Zwischenfall bei einem Polizeieinsatz in Lohme auf Rügen. Polizistin Kerstin Sonntag wird zu einer Ruhestörung gerufen. Als sie die Familie zur Rede stellen will kommt es zur tragischen Wendung. Sonntag sieht eine Gefahr, jemand zieht ein Messer, sie zieht ihre Waffe und schießt auf eine junge Frau aus der Familie. Die Schreppers sorgen schon seit vielen Jahren in Lohme für Angst und Schrecken. Nun behaupten die anderen, dass niemand ein Messer dabei hatte. Allen voran die Mutter, die von allen Rabenaas genannt wird.
Die Ermittlungen im eigenen Haus beginnen.
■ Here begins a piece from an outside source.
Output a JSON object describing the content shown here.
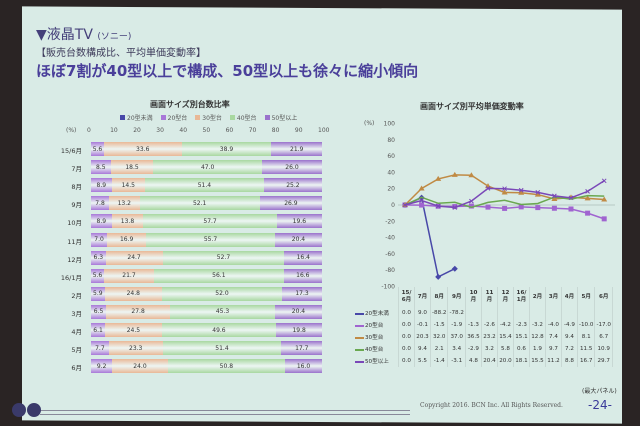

Aber das ist nur der Anfang der Geschichte, denn die Polizei wird noch öfter nach Lohme gerufen. Immer wieder gibt es Zoff unter den Nachbarn und geheimnisvolle Todesfälle. Wer steckt hinter den vielen Zwischenfällen: die Schreppers? Die Nachbarn? Und welche Rolle spielt Judy, das kleine Kind der Schreppers?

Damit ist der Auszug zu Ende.